Liberty Mutual Group’s ratings outlook has been bumped up to positive from stable at Fitch Ratings, reflecting an acknowledgment of improved operating performance.
Fitch also affirmed the financial strength ratings of Liberty Mutual and its subsidiaries at ‘A-‘ and its long-term issuer default rating at ‘BBB’.
“Liberty Mutual traditionally generates weaker underwriting results relative to peers; however, this differential has moderately narrowed in recent years,” Fitch explained.
Significantly, Liberty Mutual’s underwriting results have gotten much better in recent years. As Fitch noted, it reported a 98.9 consolidated ratio for the first half of 2016, and a 97.8 for the full years of 2015 and 2014.

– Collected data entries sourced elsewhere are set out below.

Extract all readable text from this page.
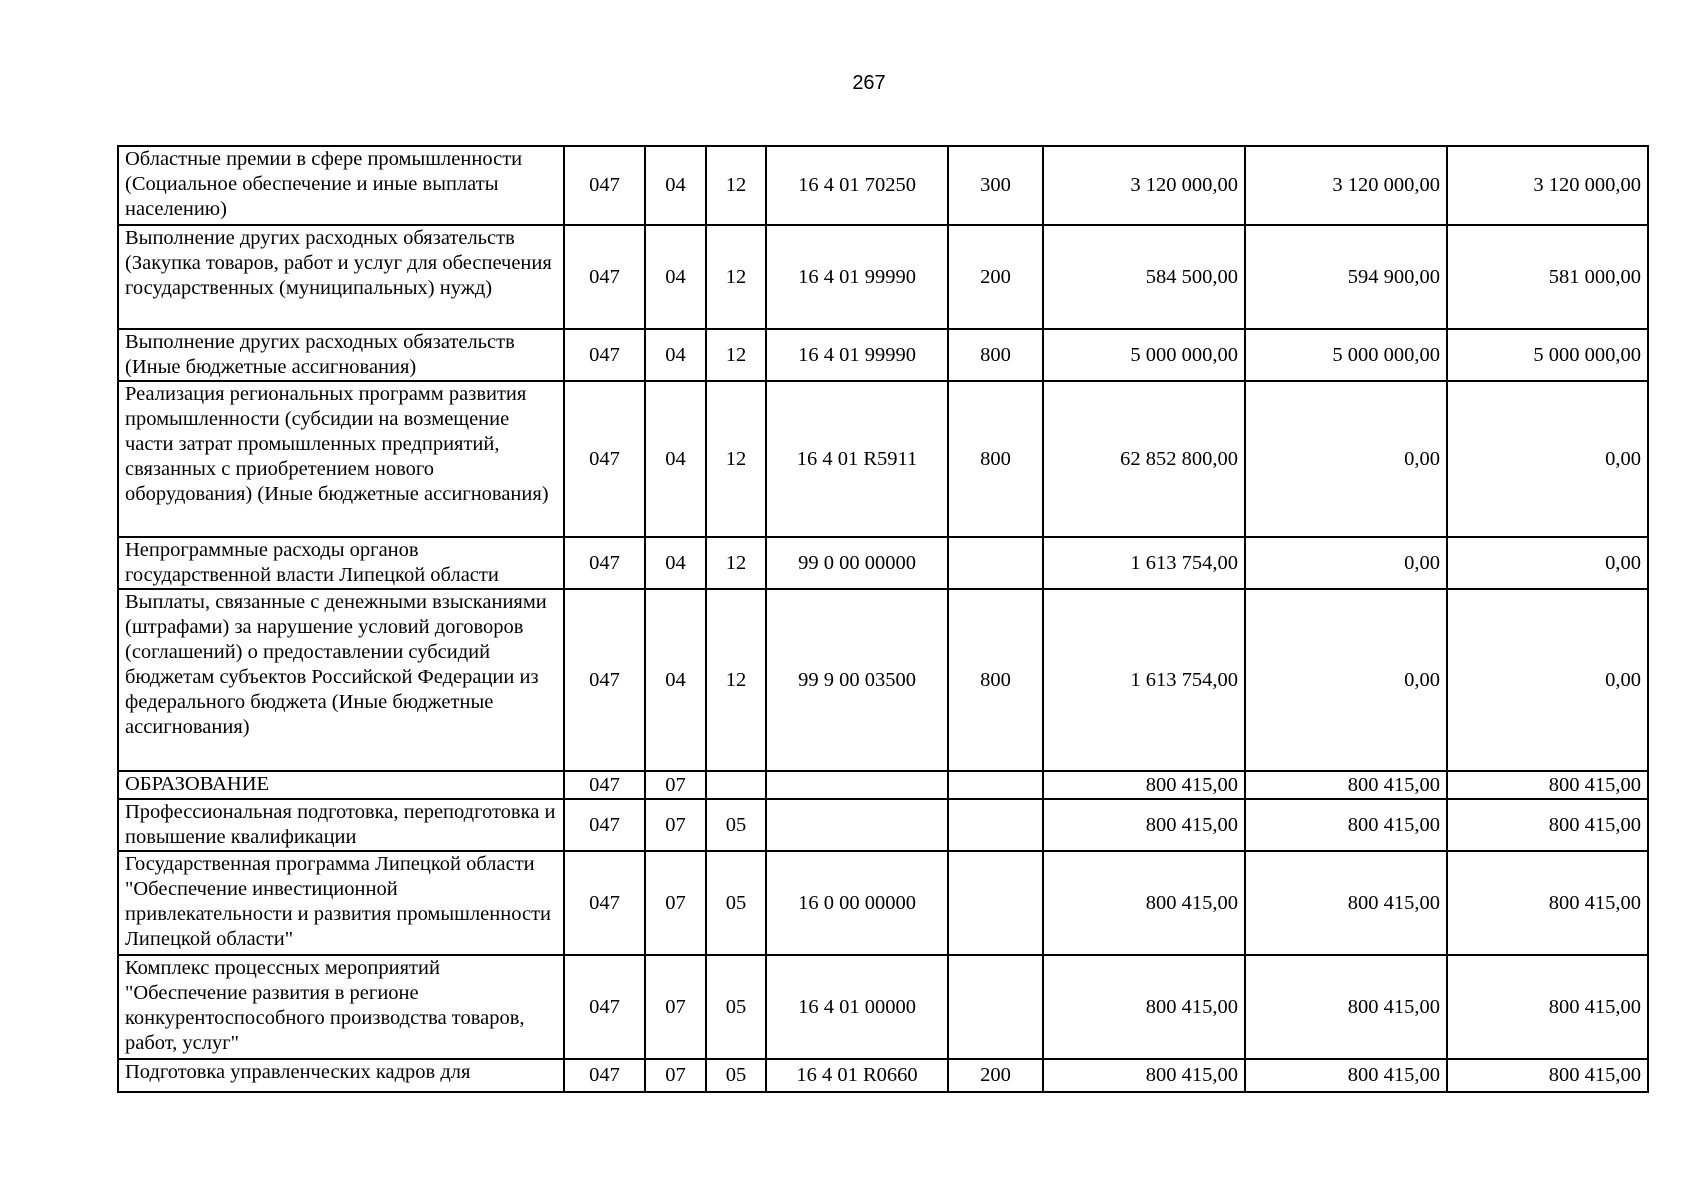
267
Областные премии в сфере промышленности (Социальное обеспечение и иные выплаты населению)	047	04	12	16 4 01 70250	300	3 120 000,00	3 120 000,00	3 120 000,00
Выполнение других расходных обязательств (Закупка товаров, работ и услуг для обеспечения государственных (муниципальных) нужд)	047	04	12	16 4 01 99990	200	584 500,00	594 900,00	581 000,00
Выполнение других расходных обязательств (Иные бюджетные ассигнования)	047	04	12	16 4 01 99990	800	5 000 000,00	5 000 000,00	5 000 000,00
Реализация региональных программ развития промышленности (субсидии на возмещение части затрат промышленных предприятий, связанных с приобретением нового оборудования) (Иные бюджетные ассигнования)	047	04	12	16 4 01 R5911	800	62 852 800,00	0,00	0,00
Непрограммные расходы органов государственной власти Липецкой области	047	04	12	99 0 00 00000		1 613 754,00	0,00	0,00
Выплаты, связанные с денежными взысканиями (штрафами) за нарушение условий договоров (соглашений) о предоставлении субсидий бюджетам субъектов Российской Федерации из федерального бюджета (Иные бюджетные ассигнования)	047	04	12	99 9 00 03500	800	1 613 754,00	0,00	0,00
ОБРАЗОВАНИЕ	047	07				800 415,00	800 415,00	800 415,00
Профессиональная подготовка, переподготовка и повышение квалификации	047	07	05			800 415,00	800 415,00	800 415,00
Государственная программа Липецкой области "Обеспечение инвестиционной привлекательности и развития промышленности Липецкой области"	047	07	05	16 0 00 00000		800 415,00	800 415,00	800 415,00
Комплекс процессных мероприятий "Обеспечение развития в регионе конкурентоспособного производства товаров, работ, услуг"	047	07	05	16 4 01 00000		800 415,00	800 415,00	800 415,00
Подготовка управленческих кадров для	047	07	05	16 4 01 R0660	200	800 415,00	800 415,00	800 415,00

Liberty Mutual “also reported $110 million and $309 million of favorable reserve development in first half 2016 and for full-year 2015, respectively,” benefiting greatly from reduced exposure to the poorly performing workers’ compensation line of business,” Fitch added.
What’s more, Liberty Mutual is apparently close to meeting a number of factors that could trigger a ratings upgrade, such as if its positive operating performance continues, its financial leverage falls below 28 percent and the company continues to maintain a ‘Strong’ Prism score.

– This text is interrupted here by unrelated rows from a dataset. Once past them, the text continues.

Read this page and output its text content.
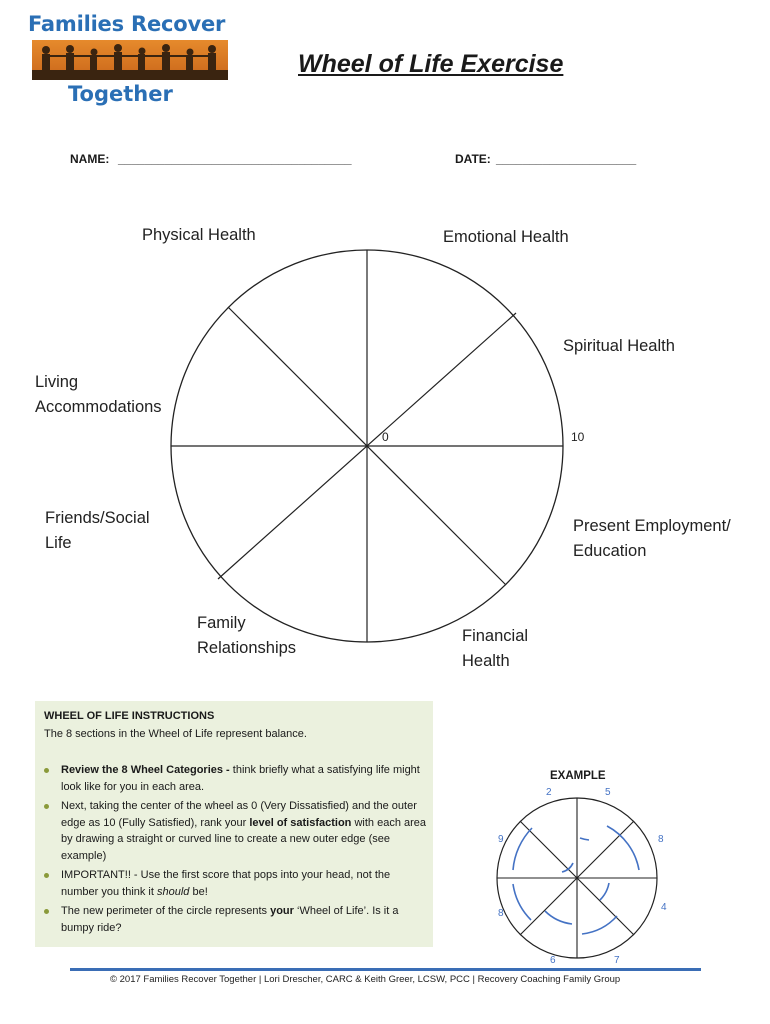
Families Recover
Together
Wheel of Life Exercise
NAME: ___________________________________	DATE: _____________________
0	10
Physical Health	Emotional Health
Spiritual Health
Living
Accommodations
Friends/Social
Life
Present Employment/
Education
Family
Relationships
Financial
Health
WHEEL OF LIFE INSTRUCTIONS
The 8 sections in the Wheel of Life represent balance.
Review the 8 Wheel Categories - think briefly what a satisfying life might look like for you in each area.
Next, taking the center of the wheel as 0 (Very Dissatisfied) and the outer edge as 10 (Fully Satisfied), rank your level of satisfaction with each area by drawing a straight or curved line to create a new outer edge (see example)
IMPORTANT!! - Use the first score that pops into your head, not the number you think it should be!
The new perimeter of the circle represents your ‘Wheel of Life’. Is it a bumpy ride?
EXAMPLE
2	5
8
4
7
6
8
9
© 2017 Families Recover Together | Lori Drescher, CARC & Keith Greer, LCSW, PCC | Recovery Coaching Family Group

Why were Liberty Mutual Group’s ratings affirmed? Fitch said that was “based on the company’s established and sustainable positions in its chosen markets, benefits derived from the company’s multiple distribution channels, adequate capitalization and financial performance.”
For the 2016 second quarter, Liberty Mutual reported $15 million in net income, down more than 94 percent from $254 million in net income produced during the 2015 second quarter. Liberty Mutual attributed the results to losses from energy investments.